L'imposante loi sur la défense nationale (NDAA), adoptée... (PHOTO ARCHIVES AFP/NASA)

L’imposante loi sur la défense nationale (NDAA), adoptée vendredi par la Chambre des représentants, comporte un amendement prévoyant la création du «Space Corps», en faisant basculer des fonctions actuellement chapeautées par l’US Air Force pour les placer sous un commandement distinct.

PHOTO ARCHIVES AFP/NASA

 

Agence France-Presse
WASHINGTON

La Chambre des représentants a approuvé vendredi la création d’une nouvelle branche de l’armée américaine – surnommée «Corps de l’espace» – qui serait chargée de gérer les opérations spatiales.

Cette mesure a rencontré de vives réticences au sein de l’administration du président Donald Trump, où l’on estime qu’il n’est pas nécessaire d’alourdir la bureaucratie militaire.
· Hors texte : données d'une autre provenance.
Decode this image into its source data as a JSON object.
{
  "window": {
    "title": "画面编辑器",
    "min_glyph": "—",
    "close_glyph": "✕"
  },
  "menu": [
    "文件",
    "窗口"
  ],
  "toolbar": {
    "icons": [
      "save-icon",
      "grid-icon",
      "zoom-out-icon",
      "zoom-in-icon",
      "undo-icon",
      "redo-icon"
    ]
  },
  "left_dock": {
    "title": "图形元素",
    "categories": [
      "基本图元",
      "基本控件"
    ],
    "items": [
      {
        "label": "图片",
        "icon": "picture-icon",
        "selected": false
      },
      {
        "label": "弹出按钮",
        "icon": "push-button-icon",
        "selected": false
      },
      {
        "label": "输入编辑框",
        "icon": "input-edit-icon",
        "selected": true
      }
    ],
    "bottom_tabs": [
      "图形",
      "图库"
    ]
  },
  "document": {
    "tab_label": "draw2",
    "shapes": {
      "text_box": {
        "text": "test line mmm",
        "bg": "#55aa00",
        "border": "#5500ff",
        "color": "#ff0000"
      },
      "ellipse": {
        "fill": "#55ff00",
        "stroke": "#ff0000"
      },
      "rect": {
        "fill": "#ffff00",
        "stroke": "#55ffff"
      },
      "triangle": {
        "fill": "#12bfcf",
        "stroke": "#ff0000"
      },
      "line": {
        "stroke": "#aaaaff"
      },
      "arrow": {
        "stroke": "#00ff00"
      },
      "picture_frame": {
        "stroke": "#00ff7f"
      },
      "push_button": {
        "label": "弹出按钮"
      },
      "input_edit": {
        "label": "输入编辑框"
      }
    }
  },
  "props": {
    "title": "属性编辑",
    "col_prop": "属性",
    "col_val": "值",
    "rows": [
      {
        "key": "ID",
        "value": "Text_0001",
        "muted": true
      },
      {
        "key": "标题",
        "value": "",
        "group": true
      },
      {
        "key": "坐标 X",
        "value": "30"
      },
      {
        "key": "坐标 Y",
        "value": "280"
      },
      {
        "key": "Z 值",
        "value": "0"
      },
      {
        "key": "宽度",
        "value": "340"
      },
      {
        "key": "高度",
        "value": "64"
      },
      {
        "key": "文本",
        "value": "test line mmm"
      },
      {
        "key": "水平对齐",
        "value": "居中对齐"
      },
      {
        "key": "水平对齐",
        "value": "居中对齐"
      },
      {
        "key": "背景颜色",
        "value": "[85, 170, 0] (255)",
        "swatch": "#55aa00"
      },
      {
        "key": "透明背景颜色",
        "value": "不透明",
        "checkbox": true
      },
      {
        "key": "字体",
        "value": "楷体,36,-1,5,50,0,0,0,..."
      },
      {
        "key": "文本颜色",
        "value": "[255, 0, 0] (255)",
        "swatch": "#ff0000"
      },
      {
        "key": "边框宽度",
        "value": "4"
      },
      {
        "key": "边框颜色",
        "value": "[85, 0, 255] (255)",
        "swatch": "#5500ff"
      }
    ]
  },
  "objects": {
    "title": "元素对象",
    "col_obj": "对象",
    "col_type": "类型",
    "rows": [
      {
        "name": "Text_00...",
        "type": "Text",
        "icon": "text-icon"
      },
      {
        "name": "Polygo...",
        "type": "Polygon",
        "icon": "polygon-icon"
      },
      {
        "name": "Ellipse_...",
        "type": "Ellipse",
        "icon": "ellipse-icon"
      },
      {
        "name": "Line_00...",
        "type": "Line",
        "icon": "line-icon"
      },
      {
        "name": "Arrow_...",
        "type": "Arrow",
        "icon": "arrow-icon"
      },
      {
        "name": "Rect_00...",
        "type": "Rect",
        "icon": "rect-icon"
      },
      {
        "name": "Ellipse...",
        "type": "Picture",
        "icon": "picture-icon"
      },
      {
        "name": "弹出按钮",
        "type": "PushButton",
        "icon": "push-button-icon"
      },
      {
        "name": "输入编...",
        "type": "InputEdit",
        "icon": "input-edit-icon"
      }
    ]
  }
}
L’armée américaine compte déjà quatre branches: terre, marine, air et corps expéditionnaire des Marines.

Mais ses partisans et des parlementaires estiment qu’étant donné les actifs de l’armée dans le domaine spatial et son importante dépendance envers les satellites, il est nécessaire de mettre en place une branche pour les protéger et les contrôler.

L’imposante loi sur la défense nationale (NDAA), adoptée vendredi par la Chambre des représentants, comporte un amendement prévoyant la création du «Space Corps», en faisant basculer des fonctions actuellement chapeautées par l’US Air Force pour les placer sous un commandement distinct.

Il est peu probable néanmoins que cette nouvelle branche soit créée immédiatement puisque la version du Sénat de la NDAA ne contient pas cette mesure.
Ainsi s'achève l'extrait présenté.